We applaud efforts like that of Democratic Leader Nancy Pelosi, who, along with 132 members of the House of Representatives, recently filed an amicus brief in the pending court case challenging DOMA’s constitutionality. Although the Obama administration and Attorney General Holder announced earlier this year their conclusion that DOMA is unconstitutional, and the Department of Justice has abandoned its defense of the legislation in several court cases, others in government have deemed state non-recognition of same-sex couples and their children a priority. But attention is not the only resource diverted to this debate: in these times of economic austerity and deep cuts to cutting social safety programs, the original salary cap for legal counsel defending the constitutionality of DOMA have been tripled to a maximum of $1.5 million. On November 10, the Senate Judiciary Committee will take another step in this important fight against DOMA as committee members begin debate and mark-up on S. 598—a bill that would repeal Section 3 of DOMA and incorporate language that provides for some same-sex relationship recognition under federal law. Bringing down DOMA is integral to recognizing the invaluable contributions that immigrants and LGBTQ—and their families—make in the United States.

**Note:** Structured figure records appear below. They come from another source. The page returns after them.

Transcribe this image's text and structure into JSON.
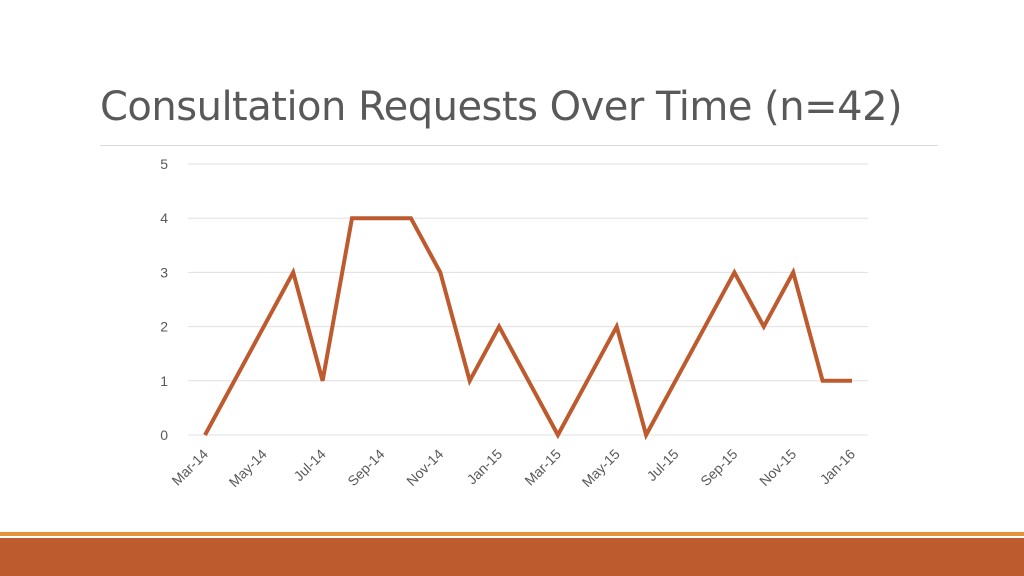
{
  "title": "Consultation Requests Over Time (n=42)",
  "colors": {
    "line": "#bd5a2e",
    "footer_band": "#bd5a2e",
    "footer_thin": "#e8913b",
    "grid": "#e0e0e0",
    "text": "#595959"
  },
  "chart_data": {
    "type": "line",
    "title": "",
    "xlabel": "",
    "ylabel": "",
    "ylim": [
      0,
      5
    ],
    "yticks": [
      0,
      1,
      2,
      3,
      4,
      5
    ],
    "grid": true,
    "legend": "none",
    "x": [
      "Mar-14",
      "Apr-14",
      "May-14",
      "Jun-14",
      "Jul-14",
      "Aug-14",
      "Sep-14",
      "Oct-14",
      "Nov-14",
      "Dec-14",
      "Jan-15",
      "Feb-15",
      "Mar-15",
      "Apr-15",
      "May-15",
      "Jun-15",
      "Jul-15",
      "Aug-15",
      "Sep-15",
      "Oct-15",
      "Nov-15",
      "Dec-15",
      "Jan-16"
    ],
    "x_tick_labels": [
      "Mar-14",
      "May-14",
      "Jul-14",
      "Sep-14",
      "Nov-14",
      "Jan-15",
      "Mar-15",
      "May-15",
      "Jul-15",
      "Sep-15",
      "Nov-15",
      "Jan-16"
    ],
    "series": [
      {
        "values": [
          0,
          1,
          2,
          3,
          1,
          4,
          4,
          4,
          3,
          1,
          2,
          1,
          0,
          1,
          2,
          0,
          1,
          2,
          3,
          2,
          3,
          1,
          1
        ]
      }
    ]
  }
}
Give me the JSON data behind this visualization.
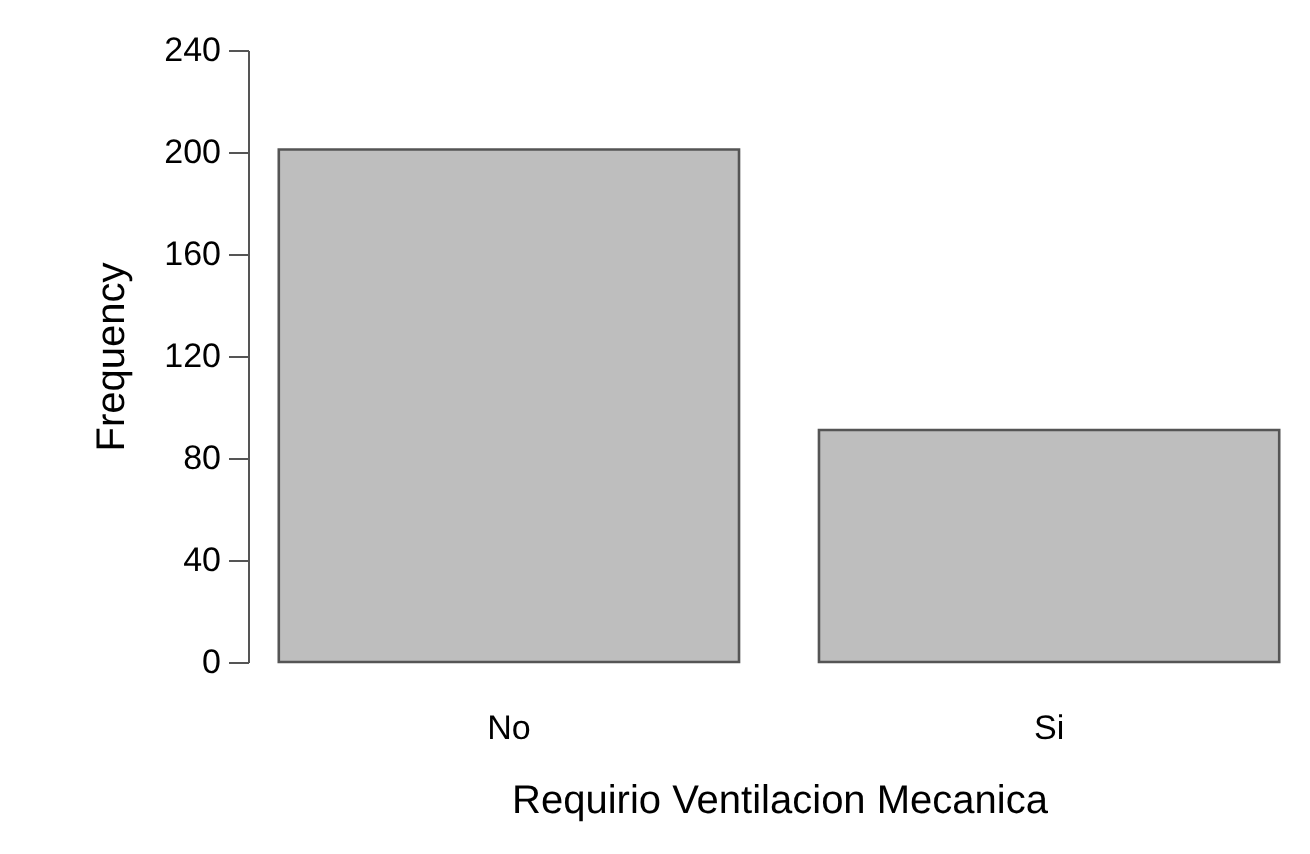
{
  "chart_data": {
    "type": "bar",
    "xlabel": "Requirio Ventilacion Mecanica",
    "ylabel": "Frequency",
    "categories": [
      "No",
      "Si"
    ],
    "values": [
      201,
      91
    ],
    "color": "#bebebe",
    "ylim": [
      0,
      240
    ],
    "yticks": [
      0,
      40,
      80,
      120,
      160,
      200,
      240
    ]
  }
}
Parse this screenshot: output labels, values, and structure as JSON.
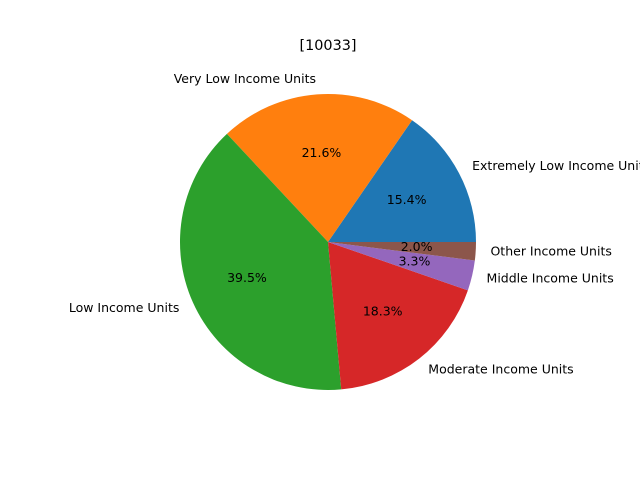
{
  "chart_data": {
    "type": "pie",
    "title": "[10033]",
    "categories": [
      "Extremely Low Income Units",
      "Very Low Income Units",
      "Low Income Units",
      "Moderate Income Units",
      "Middle Income Units",
      "Other Income Units"
    ],
    "values": [
      15.4,
      21.6,
      39.5,
      18.3,
      3.3,
      2.0
    ],
    "value_labels": [
      "15.4%",
      "21.6%",
      "39.5%",
      "18.3%",
      "3.3%",
      "2.0%"
    ],
    "colors": [
      "#1f77b4",
      "#ff7f0e",
      "#2ca02c",
      "#d62728",
      "#9467bd",
      "#8c564b"
    ],
    "start_angle_deg": 0,
    "direction": "counterclockwise",
    "legend": "none"
  }
}
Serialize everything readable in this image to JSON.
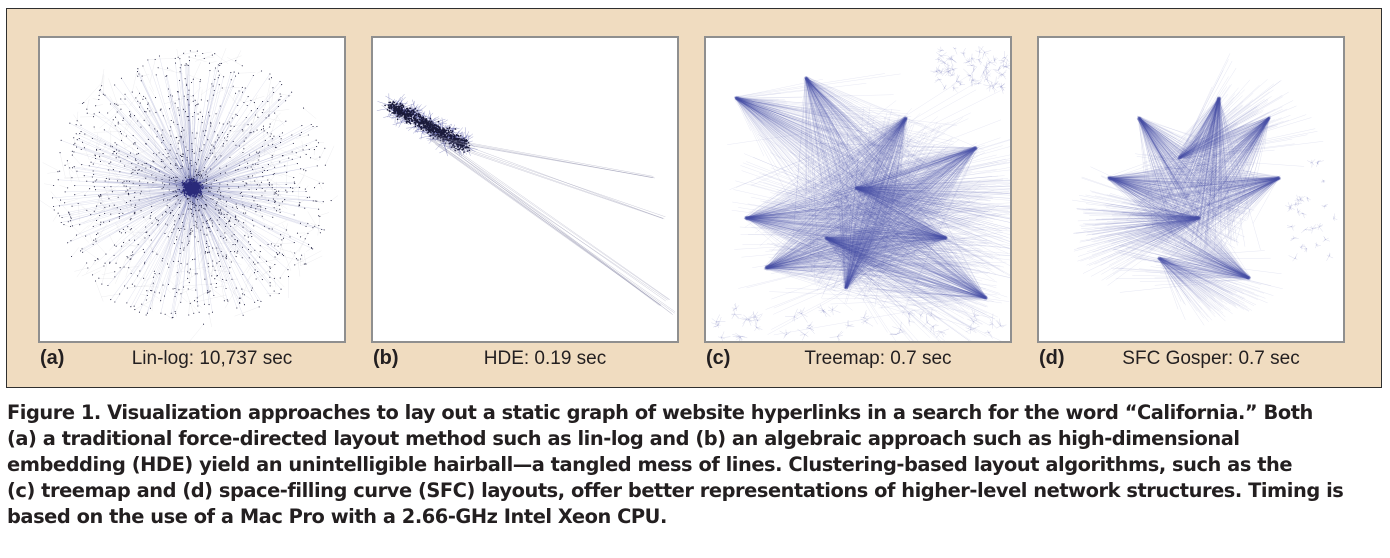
{
  "panels": [
    {
      "id": "a",
      "letter": "(a)",
      "caption": "Lin-log: 10,737 sec",
      "edge_color": "#4a4ea0"
    },
    {
      "id": "b",
      "letter": "(b)",
      "caption": "HDE: 0.19 sec",
      "edge_color": "#4a4ea0"
    },
    {
      "id": "c",
      "letter": "(c)",
      "caption": "Treemap: 0.7 sec",
      "edge_color": "#4f55ad"
    },
    {
      "id": "d",
      "letter": "(d)",
      "caption": "SFC Gosper: 0.7 sec",
      "edge_color": "#5055ac"
    }
  ],
  "caption": {
    "label": "Figure 1.",
    "lines": [
      " Visualization approaches to lay out a static graph of website hyperlinks in a search for the word “California.” Both",
      "(a) a traditional force-directed layout method such as lin-log and (b) an algebraic approach such as high-dimensional",
      "embedding (HDE) yield an unintelligible hairball—a tangled mess of lines. Clustering-based layout algorithms, such as the",
      "(c) treemap and (d) space-filling curve (SFC) layouts, offer better representations of higher-level network structures. Timing is",
      "based on the use of a Mac Pro with a 2.66-GHz Intel Xeon CPU."
    ]
  },
  "colors": {
    "frame_bg": "#f0dcc0",
    "node_dark": "#1a1a3a",
    "edge_blue": "#4a4ea0"
  }
}
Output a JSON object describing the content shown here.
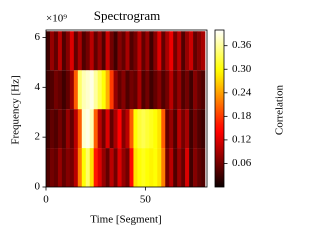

Lesbian, gay, bisexual, transgender, and/or queer-identified (LGBTQ) Latin@s suffer particular hardships in our current climate of anti-LGBTQ rights and anti-immigrant sentiment. LGBTQ Latin@ households are particularly likely to be binational, meaning that one of the partners is a non-citizen, or mixed-status, meaning that one of the parents is a non-citizen and one of the children is a citizen. As a result, LGBTQ Latin@s are caught in not one but two dysfunctional systems. On the one hand, DOMA continues to violate the human rights of individuals in same-sex relationships. And on the other, the immigration system increasingly operates on the basis of racial profiling, “legally” (but unconstitutionally) ignores LGBTQ family relationships, and inhumanely separates partners, parents, children, and families.
DOMA defines marriage as being between a man and a woman for the purposes of federal law. Because immigration law is federal law, DOMA has particularly harsh effects for binational same-sex couples, many of which include LGBTQ Latin@s and 46% of whom are raising children. Fortunately, DOMA has not stopped more progressive states from recognizing the equal (or at least less unequal) rights of same-sex couples. Unfortunately, it has provided legal backing for states to pass legislation at the state level that is functionally similar to DOMA, denying LGBTQ couples relationship recognition, reducing their access to public benefits, and creating unstable households for the roughly 2 million children raised in LGBTQ families today.
We stand for the proposition that all people have the right to have children, the right to not have children, and the right to parent the children they already have. We stand with immigrants, LGBTQ, and their families and strive to ensure these groups are treated with dignity under the law, rather than being treated as underclasses. We see every step towards bringing down DOMA as a step in the right direction.